I am a horrible blogger! Especially now. Waiting, and waiting, and...well you get it. I am ever so hopeful for my next cycle. I think it has been good to take a break and forget about trying to have a baby for a little while. I am starting to really wonder about taking holidays though from work. I know people have put in their holidays for the summer already and I have not. I am hoping getting the time off won't be a big deal. I wonder if the clinic will let me take the BCP for scheduling purposes on my end!

Anyways, for the good news! My new medical plan through work is fantastic! It covers 100% naturopathy, and acupuncture for up to $300. So not huge, but definitely a help. But...it also covers 80% of fertility drugs!! With no maximum limit!! YAHOO!! It will save us about $2500!

I also filed our taxes on Friday night and we are expecting a $4500 return! Talk about helping us out with IVF#2!!

Wednesday, January 27, 2010

Plan of Attack

I met with my RE today and formed a new plan of attack.
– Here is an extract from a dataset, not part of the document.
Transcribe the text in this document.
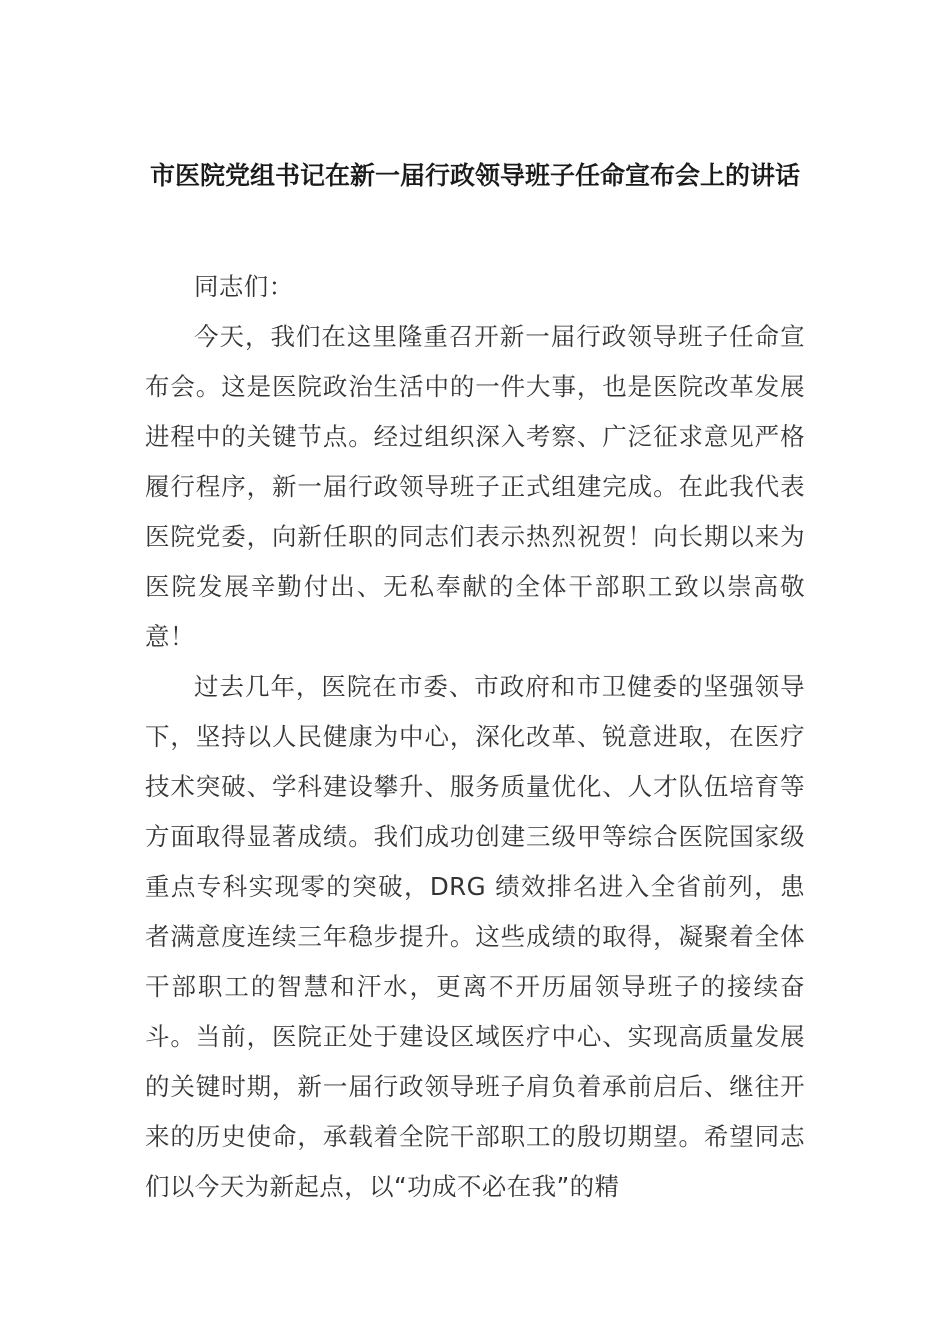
市医院党组书记在新一届行政领导班子任命宣布会上的讲话

同志们：

今天，我们在这里隆重召开新一届行政领导班子任命宣布会。这是医院政治生活中的一件大事，也是医院改革发展进程中的关键节点。经过组织深入考察、广泛征求意见严格履行程序，新一届行政领导班子正式组建完成。在此我代表医院党委，向新任职的同志们表示热烈祝贺！向长期以来为医院发展辛勤付出、无私奉献的全体干部职工致以崇高敬意！

过去几年，医院在市委、市政府和市卫健委的坚强领导下，坚持以人民健康为中心，深化改革、锐意进取，在医疗技术突破、学科建设攀升、服务质量优化、人才队伍培育等方面取得显著成绩。我们成功创建三级甲等综合医院国家级重点专科实现零的突破，DRG 绩效排名进入全省前列，患者满意度连续三年稳步提升。这些成绩的取得，凝聚着全体干部职工的智慧和汗水，更离不开历届领导班子的接续奋斗。当前，医院正处于建设区域医疗中心、实现高质量发展的关键时期，新一届行政领导班子肩负着承前启后、继往开来的历史使命，承载着全院干部职工的殷切期望。希望同志们以今天为新起点，以“功成不必在我”的精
She is going to have the nurses check over my chart to make sure everything is in place for another cycle. In early April, I will make an appointment to meet with them to go over the new protocol. Finally, in May or June I will start another fresh cycle on the atagonist protocol - possibly BCPs, Repronex, Puregon, and Orgalutron. I feel renewed hope, and my RE does too. She said that we are young healthy individuals and should expect great success rates with a new cycle. Now, just have to wait until May!!!

Sunday, January 24, 2010

A Distraction

My MIL has decided that she is going to take us on a vacation. We are going to go somewhere tropical over New Years. Now, we just need to choose a vacation spot. Jamaica? Cuba? Bahamas? Hawaii? So many choices! At least I will have something constructive to research, rather than researching imaginary pregnancy symptoms! Although, I have to admit, I already figured out how far along I would be if we did our IVF in May/June. If I happen to get pregnant with twins, the trip would be off - I would be too far along. I sure hope everything works out in my favor.

Tuesday, January 19, 2010

Naturopathic Doctors?

I have never seen a naturopathic doctor, but am interested in going for an assessment to see what they tell me. But, how do I know I found a good ND? What should I be looking for when I go? Naturopathy is a whole new world for me, but one worth exploring. Maybe I have immune issues preventing me from getting pregnant? I just want to have the best shot possible with my next fresh cycle. I am trying to eat healthy and exercise. I am remembering to take my prenatals every day. I am keeping busy and relatively stress free with work. I want to be pregnant, I want to start a family.

If anyone is reading, please leave me a comment on your experience with an ND if you have had any!

Monday, January 18, 2010

Don't I Look Like a Natural!?

This is my nephew Jacob, almost three months old. Don't I look like a natural? I think I would suit motherhood!

Sunday, January 17, 2010

Adoption versus Another Kick at the IVF Can..

Whenever we tell people we are having troubles conceiving, they always suggest adoption - "Why don't you JUST adopt?" You can't JUST adopt. It doesn't work that way. DH and I are not against adoption, but when the cost to adopt a newborn is the same as another try at IVF, why not try and have a child of our own. I get mad when people suggest adoption (not because it is bad) because I get mad at my body for not getting pregnant.

I long to be a mother, but I also want to experience pregnancy and labor, just like many other women get to. I have also realized that patience is a virtue and one that I need to learn. I am learning, just slowly. I still want to be a mom but know that maybe I just need to wait a few more months. We will do another fresh cycle, but need to get some finances in order first. I am also going to try and lose a bit of weight and live a healthy lifestyle.

Hopefully come May, we will be able to cycle again (with better results than last time)! Now if only I could find some money...or win the lottery! Accepting donations!!!